Ochoa, et al. v. City of Long Beach, et al.
The Court has preliminarily approved a class action settlement in this case to make the City of Long Beach’s sidewalks, crosswalks, and other pedestrian pathways safer and more accessible for people with disabilities. If you are a person with a mobility disability who has used or will use pedestrian facilities in the City of Long Beach, review the notice of proposed settlement for more information about your rights.
In June 2014, DRA, Goldstein, Borgen, Dardarian & Ho (GBDH), and Disability Rights Legal Center (DRLC) filed a class action lawsuit against the City of Long Beach and its Mayor alleging that it discriminates against residents and visitors who have mobility disabilities by failing to maintain accessible sidewalks and pedestrian rights-of-way. Individuals who use wheelchairs, motorized scooters, or other mobility aides have encountered ubiquitous obstacles in Long Beach such as missing curb cuts, unsafe slopes, uplifted sidewalks, and obstructions to the path of travel. As a result of these obstacles, people with a range of mobility disabilities have been restricted in their ability to travel to work, restaurants, places of worship, medical appointments, and to visit with family and friends.

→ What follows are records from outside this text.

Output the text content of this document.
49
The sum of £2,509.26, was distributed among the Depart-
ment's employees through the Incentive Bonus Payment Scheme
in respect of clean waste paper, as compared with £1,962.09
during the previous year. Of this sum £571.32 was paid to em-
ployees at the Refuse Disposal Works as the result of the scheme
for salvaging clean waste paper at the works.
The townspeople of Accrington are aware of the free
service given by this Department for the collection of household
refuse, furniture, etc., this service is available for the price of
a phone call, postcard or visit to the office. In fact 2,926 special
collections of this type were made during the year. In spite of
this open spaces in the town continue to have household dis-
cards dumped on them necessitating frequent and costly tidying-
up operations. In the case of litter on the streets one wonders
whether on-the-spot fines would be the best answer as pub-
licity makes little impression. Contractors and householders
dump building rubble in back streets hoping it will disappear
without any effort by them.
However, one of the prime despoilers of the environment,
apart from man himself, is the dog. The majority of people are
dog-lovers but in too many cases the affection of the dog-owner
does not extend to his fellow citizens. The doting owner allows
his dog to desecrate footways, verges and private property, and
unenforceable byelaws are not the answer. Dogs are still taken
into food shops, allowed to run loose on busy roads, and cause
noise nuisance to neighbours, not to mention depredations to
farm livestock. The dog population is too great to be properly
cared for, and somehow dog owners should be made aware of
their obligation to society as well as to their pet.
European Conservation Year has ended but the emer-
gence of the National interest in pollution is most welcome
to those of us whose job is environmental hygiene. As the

In April 2017, after almost three years of litigation and negotiations, a class action settlement agreement to make the City of Long Beach’s sidewalks, crosswalks, and other pedestrian pathways safer and more accessible for people with disabilities has been preliminarily approved by Judge Dale Fischer. Under this agreement, the City of Long Beach will undertake a comprehensive assessment of the current state of its public rights of way to determine the extent of necessary remediation. Once this assessment is complete, the City will work with community members to prioritize repairs. Existing curb ramps that are damaged and unusable by people with disabilities will be fixed over the next 20 years, backed by a budget of up to $50 million. In addition, the City will spend up to $125 million over 30 years to repair inaccessible sidewalks and crosswalks. The settlement also requires the City to allocate approximately $5 million over the first 10 years to fix pedestrian barriers specifically reported by people with mobility disabilities. In total, the settlement requires disability access barrier removal work valued at approximately $200 million. These improvements to the City’s pedestrian rights of way, backed by strong financial commitments and policy changes, will ensure all residents of and visitors to Long Beach are able to safely travel and enjoy pedestrian pathways for working, shopping, dining, and more.
Class members should review the notice of proposed class-wide settlement agreement and must provide any objections by June 17, 2017.